TEMPO.CO, Jakarta - Mantan Menteri Pemuda dan Olahraga, Imam Nahrawi, menilai seharusnya Komisi Pemberantasan Korupsi (KPK) ikut menjadikan Taufik Hidayat sebagai tersangka. Hal itu ia utarakan dalam sidang dengan agenda pembacaan pleidoinya, Jumat, 19 Juni 2020.
"Seharusnya bila ini dipaksakan menjadi perkara suap, secara logika Taufik Hidayat juga menjadi tersangka suap sebagai perantara. Tidak pandang beliau mengerti atau tidak uang itu harus diapakan dan dikemanakan," ujar Imam.
Dalam persidangan pada 6 Mei 2020, Taufik Hidayat, mengakui menjadi kurir penerima uang senilai Ri 1 miliar untuk Imam. Uang itu Taufik serahkan kepada Miftahul Ulum, mantan asisten pribadi Imam di rumah Taufik yang ada di Kebayoran Baru, Jakarta Selatan.
Imam pun membantah telah memerintahkan Taufik untuk memberikan uang tersebut. Ia bahkan menyebut tak pernah mendapat informasi apapun dari Taufik.
"Yang Mulia, dengan tegas tidak pernah konfirmasi dan memberitahu saya dan istri saya tentang penerimaan atau aliran dana tersebut. Akan tetapi, ternyata mereka mengalokasikan sendiri tanpa perjanjian tertulis, saya tidak pernah tahu uang-uang tersebut mengalir," kata Imam.
Imam menuturkan, di persidangan Miftahul Ulum pun mengatakan tak pernah menerima uang Rp 1 miliar tersebut. Selain itu, ia merasa tak ada bukti dan petunjuk yang kuat untuk menegaskan penerimaan uang itu.
"Lantas dengan cara pandang seperti apa yang dipakai ketika diantara pemberi dan penerima suap belum terbukti jelas sehingga saya yang sudah dinyatakan dan bertanggung jawab secara pidana?" ucap Imam.

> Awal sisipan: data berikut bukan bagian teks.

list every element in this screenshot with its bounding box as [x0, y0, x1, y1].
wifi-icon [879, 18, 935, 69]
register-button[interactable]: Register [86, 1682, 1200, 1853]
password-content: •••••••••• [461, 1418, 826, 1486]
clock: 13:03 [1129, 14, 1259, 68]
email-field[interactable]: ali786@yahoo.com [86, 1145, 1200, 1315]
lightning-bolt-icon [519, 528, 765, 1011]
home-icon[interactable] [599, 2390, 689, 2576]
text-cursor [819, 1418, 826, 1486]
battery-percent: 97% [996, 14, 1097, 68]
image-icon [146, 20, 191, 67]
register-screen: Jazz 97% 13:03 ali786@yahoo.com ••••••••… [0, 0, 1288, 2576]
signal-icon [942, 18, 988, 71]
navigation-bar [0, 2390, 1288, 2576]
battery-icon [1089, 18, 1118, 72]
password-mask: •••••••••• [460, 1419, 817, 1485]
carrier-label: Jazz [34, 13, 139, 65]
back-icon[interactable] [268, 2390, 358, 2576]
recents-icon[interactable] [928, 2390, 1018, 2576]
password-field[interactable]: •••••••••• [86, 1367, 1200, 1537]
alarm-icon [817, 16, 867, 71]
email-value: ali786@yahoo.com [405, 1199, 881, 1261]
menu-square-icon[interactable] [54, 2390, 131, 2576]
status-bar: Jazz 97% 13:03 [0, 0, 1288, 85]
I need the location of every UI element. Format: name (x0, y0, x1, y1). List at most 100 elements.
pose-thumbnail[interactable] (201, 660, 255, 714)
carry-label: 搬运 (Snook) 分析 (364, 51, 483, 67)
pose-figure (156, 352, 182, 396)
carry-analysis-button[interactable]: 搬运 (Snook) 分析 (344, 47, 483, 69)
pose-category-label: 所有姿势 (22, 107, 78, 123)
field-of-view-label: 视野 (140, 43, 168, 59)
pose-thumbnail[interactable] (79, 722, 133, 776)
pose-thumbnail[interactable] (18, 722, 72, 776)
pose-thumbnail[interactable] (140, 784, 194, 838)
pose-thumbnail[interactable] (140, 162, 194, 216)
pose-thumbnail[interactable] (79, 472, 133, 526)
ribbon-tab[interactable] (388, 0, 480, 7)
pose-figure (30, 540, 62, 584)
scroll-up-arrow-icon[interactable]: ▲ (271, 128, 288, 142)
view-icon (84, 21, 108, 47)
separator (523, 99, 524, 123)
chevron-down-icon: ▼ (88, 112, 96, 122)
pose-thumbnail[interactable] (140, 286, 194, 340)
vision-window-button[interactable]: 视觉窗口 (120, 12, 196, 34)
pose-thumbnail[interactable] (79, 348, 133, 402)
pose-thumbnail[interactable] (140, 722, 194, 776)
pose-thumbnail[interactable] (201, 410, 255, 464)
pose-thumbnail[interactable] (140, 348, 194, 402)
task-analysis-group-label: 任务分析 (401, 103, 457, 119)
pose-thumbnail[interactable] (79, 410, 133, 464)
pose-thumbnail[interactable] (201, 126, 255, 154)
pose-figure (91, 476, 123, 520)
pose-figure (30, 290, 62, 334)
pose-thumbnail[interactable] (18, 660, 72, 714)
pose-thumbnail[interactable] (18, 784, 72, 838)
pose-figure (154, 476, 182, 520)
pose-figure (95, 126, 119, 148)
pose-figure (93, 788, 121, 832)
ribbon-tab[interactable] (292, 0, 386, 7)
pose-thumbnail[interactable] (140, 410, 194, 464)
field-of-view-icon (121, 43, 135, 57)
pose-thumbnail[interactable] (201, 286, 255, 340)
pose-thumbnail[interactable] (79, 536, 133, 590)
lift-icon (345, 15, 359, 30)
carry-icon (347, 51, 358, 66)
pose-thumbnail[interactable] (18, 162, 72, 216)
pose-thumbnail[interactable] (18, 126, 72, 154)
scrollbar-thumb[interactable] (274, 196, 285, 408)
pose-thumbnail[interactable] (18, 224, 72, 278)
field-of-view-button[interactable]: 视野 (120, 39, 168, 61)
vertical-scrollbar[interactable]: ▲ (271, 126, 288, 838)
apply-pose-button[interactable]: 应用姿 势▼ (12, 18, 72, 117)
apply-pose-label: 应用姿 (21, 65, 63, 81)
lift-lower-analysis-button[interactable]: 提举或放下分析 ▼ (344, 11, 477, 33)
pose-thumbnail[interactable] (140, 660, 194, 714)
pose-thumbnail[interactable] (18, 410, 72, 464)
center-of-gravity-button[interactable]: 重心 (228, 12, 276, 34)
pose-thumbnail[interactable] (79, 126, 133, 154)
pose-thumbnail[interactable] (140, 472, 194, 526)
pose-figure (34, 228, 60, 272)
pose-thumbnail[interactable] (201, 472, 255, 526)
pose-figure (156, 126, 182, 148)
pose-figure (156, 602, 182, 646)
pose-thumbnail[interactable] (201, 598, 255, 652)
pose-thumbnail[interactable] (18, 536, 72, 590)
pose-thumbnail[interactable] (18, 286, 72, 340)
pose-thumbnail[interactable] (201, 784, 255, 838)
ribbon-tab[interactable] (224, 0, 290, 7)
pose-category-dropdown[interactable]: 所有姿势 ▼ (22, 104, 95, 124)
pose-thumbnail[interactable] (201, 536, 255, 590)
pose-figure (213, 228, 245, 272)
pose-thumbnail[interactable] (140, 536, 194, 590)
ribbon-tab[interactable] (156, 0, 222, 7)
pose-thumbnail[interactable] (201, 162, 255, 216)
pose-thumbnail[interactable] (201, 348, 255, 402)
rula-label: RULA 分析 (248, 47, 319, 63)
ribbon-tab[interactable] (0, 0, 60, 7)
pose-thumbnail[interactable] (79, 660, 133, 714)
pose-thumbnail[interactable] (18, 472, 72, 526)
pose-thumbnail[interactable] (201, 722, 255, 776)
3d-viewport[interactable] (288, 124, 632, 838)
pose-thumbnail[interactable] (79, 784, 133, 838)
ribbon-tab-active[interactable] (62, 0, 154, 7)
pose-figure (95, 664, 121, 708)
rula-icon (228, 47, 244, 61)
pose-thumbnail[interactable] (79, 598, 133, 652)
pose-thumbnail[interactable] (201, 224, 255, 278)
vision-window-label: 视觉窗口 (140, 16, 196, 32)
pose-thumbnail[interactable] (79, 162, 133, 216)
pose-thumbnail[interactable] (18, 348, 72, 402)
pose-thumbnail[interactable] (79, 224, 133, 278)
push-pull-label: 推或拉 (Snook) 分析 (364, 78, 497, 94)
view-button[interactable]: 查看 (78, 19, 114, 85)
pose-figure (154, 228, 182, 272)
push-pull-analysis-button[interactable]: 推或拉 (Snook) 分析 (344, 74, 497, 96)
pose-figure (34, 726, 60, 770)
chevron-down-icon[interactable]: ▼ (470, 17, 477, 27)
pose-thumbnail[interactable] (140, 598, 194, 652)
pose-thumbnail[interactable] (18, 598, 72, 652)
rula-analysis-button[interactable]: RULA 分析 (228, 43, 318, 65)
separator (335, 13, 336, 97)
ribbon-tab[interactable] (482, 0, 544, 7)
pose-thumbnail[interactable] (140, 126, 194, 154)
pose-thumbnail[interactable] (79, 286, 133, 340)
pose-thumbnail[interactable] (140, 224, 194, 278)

Dalam kasus ini, KPK menuntut Imam dengan hukuman penjara selama 10 tahun dan denda Rp 500 juta subsider 6 bulan kurungan. Selain hukuman pokok, jaksa juga menuntut Imam Nahrawi membayar uang pengganti sebesar Rp 19 miliar. Jaksa juga menuntut pencabutan hak politik untuk dipilih menjadi pejabat publik selama 5 tahun setelah menjalani masa hukuman.
Jaksa menganggap Imam terbukti menerima suap senilai Rp 11,5 miliar terkait pencarian dana hibah dari Kemenpora ke Komite Olahraga Nasional Indonesia. Suap diberikan untuk mempercepat proses persetujuan dan pencairan bantuan dana hibah yang diajukan oleh KONI Pusat kepada Kemenpora tahun anggaran 2018.
Selain suap, jaksa menyatakan Imam juga terbukti menerima gratifikasi senilai Rp 8,6 miliar selama menjabat sebagai menteri. Gratifikasi itu berasal dari Sekretaris Jenderal KONI Ending Fuad Hamidy dan terkait Program Indonesia Emas.